« La médiocrité aime s’allier à la médiocrité », a dit Tahra Hassine Ferhat. C’est le sort qui nous est infligé aujourd’hui, malgré nous. Jamais des médiocres aussi éminents n’avaient brillé avec autant d’éclat dans l’espace public, dans les sphères de l’État et de l’administration. Une anarchie et une cohue historiques ! D’ailleurs, la purge en cours le démontre : il y a eu erreur sur les personnes. Beaucoup, à l’image de notre « Zorro » improvisé, à la moralité douteuse, ont cru que l’heure de la revanche sur un destin terne avait sonné. Mal leur en a pris, car chacun est appelé à rendre des comptes.
Prenons ce dernier, par exemple, qui, après un passage apocalyptique au ministère de l’Éducation, a le sommeil troublé par les nombreux cadavres dans ses classeurs. Et ce n’est sûrement pas son zèle tonitruant ni sa loyauté de façade qui le laveront de sa cleptomanie avérée. D’autres avant lui s’y étaient essayés, en vain. Parmi ces tonneaux vides qui font du vacarme dans la cité et polluent l’air, certains excellent davantage en surclassant les autres dans la ruine de l’âme et de l’esprit.
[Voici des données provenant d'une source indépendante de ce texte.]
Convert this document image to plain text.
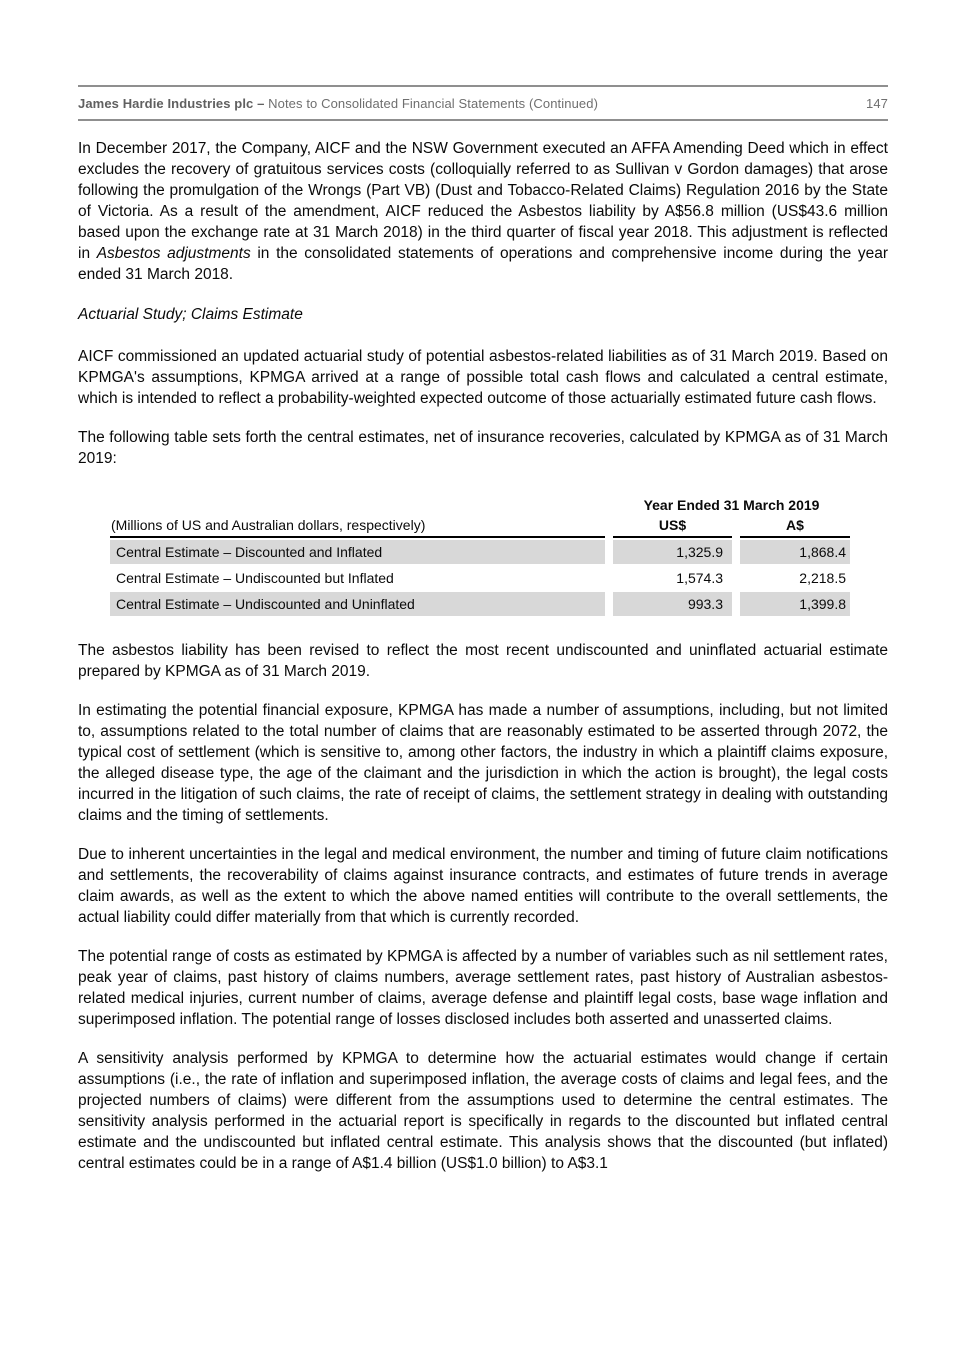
James Hardie Industries plc – Notes to Consolidated Financial Statements (Continued)	147

In December 2017, the Company, AICF and the NSW Government executed an AFFA Amending Deed which in effect excludes the recovery of gratuitous services costs (colloquially referred to as Sullivan v Gordon damages) that arose following the promulgation of the Wrongs (Part VB) (Dust and Tobacco-Related Claims) Regulation 2016 by the State of Victoria. As a result of the amendment, AICF reduced the Asbestos liability by A$56.8 million (US$43.6 million based upon the exchange rate at 31 March 2018) in the third quarter of fiscal year 2018. This adjustment is reflected in Asbestos adjustments in the consolidated statements of operations and comprehensive income during the year ended 31 March 2018.

Actuarial Study; Claims Estimate

AICF commissioned an updated actuarial study of potential asbestos-related liabilities as of 31 March 2019. Based on KPMGA's assumptions, KPMGA arrived at a range of possible total cash flows and calculated a central estimate, which is intended to reflect a probability-weighted expected outcome of those actuarially estimated future cash flows.

The following table sets forth the central estimates, net of insurance recoveries, calculated by KPMGA as of 31 March 2019:

Year Ended 31 March 2019
(Millions of US and Australian dollars, respectively)	US$	A$
Central Estimate – Discounted and Inflated	1,325.9	1,868.4
Central Estimate – Undiscounted but Inflated	1,574.3	2,218.5
Central Estimate – Undiscounted and Uninflated	993.3	1,399.8

The asbestos liability has been revised to reflect the most recent undiscounted and uninflated actuarial estimate prepared by KPMGA as of 31 March 2019.

In estimating the potential financial exposure, KPMGA has made a number of assumptions, including, but not limited to, assumptions related to the total number of claims that are reasonably estimated to be asserted through 2072, the typical cost of settlement (which is sensitive to, among other factors, the industry in which a plaintiff claims exposure, the alleged disease type, the age of the claimant and the jurisdiction in which the action is brought), the legal costs incurred in the litigation of such claims, the rate of receipt of claims, the settlement strategy in dealing with outstanding claims and the timing of settlements.

Due to inherent uncertainties in the legal and medical environment, the number and timing of future claim notifications and settlements, the recoverability of claims against insurance contracts, and estimates of future trends in average claim awards, as well as the extent to which the above named entities will contribute to the overall settlements, the actual liability could differ materially from that which is currently recorded.

The potential range of costs as estimated by KPMGA is affected by a number of variables such as nil settlement rates, peak year of claims, past history of claims numbers, average settlement rates, past history of Australian asbestos-related medical injuries, current number of claims, average defense and plaintiff legal costs, base wage inflation and superimposed inflation. The potential range of losses disclosed includes both asserted and unasserted claims.

A sensitivity analysis performed by KPMGA to determine how the actuarial estimates would change if certain assumptions (i.e., the rate of inflation and superimposed inflation, the average costs of claims and legal fees, and the projected numbers of claims) were different from the assumptions used to determine the central estimates. The sensitivity analysis performed in the actuarial report is specifically in regards to the discounted but inflated central estimate and the undiscounted but inflated central estimate. This analysis shows that the discounted (but inflated) central estimates could be in a range of A$1.4 billion (US$1.0 billion) to A$3.1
Les élèves qui ont eu le malheur de croiser leur chemin ont souffert de leurs limites et lacunes, étalées au grand jour dans un spectacle des plus pathétiques. Derniers de la classe, ils ont été repêchés à une fonction de seconds couteaux où, pense-t-on, ils pourraient moins nuire à la communauté nationale que dans celle de ministre, même dans une transition si généreuse avec les sycophantes. Peut-être espèrent-ils monter encore plus haut, à la faveur d’un nouveau tirage au sort, car, en dehors des concours de circonstances, ils ne sont même pas éligibles à un poste subalterne.
« Mon passé est leur futur », comme dirait l’autre, et il est clair que la comparaison dégrade toujours les ânes, même ceux qui jouent aux savants. Que peut-on m’offrir encore, à moi qui ai déjà tout reçu sur un plateau d’or, sans avoir eu besoin de renouveler chaque jour mes serments, de faire la génuflexion ou de me constituer en collectif pour quémander l’aumône sous la forme d’un poste juteux ?
Médiocres parmi les médiocres, ils aspirent à régner « par défaut », en l’absence de tout talent, en excluant les compétences éprouvées. Ils prient pour que le temps s’arrête, militent pour le statu quo. Peine perdue. L’histoire se moque de leurs humeurs et de leurs sautes d’humeur. L’horloge du destin ne s’arrête pas pour leurs intérêts mesquins. L’angoisse de retourner à leur véritable condition de « cinquième roue du carrosse », de retrouver une vie banale et ordinaire, les ronge. Alors, ils sortent de l’ombre, et de leurs gongs, pour asséner des trivialités et des débilités qui mériteraient un passage sur le divan d’un bon psychanalyste, à moins que ce ne soit entre les mains d’un exorciste expérimenté.
N’est-il pas préférable d’être taxé – même à tort – de démagogue plutôt que d’être perçu comme un bouffon du roi ou un idiot du village ? Alors, je me demande : faut-il vraiment utiliser un canon pour tuer une mouche dont personne n’entend le bourdonnement ?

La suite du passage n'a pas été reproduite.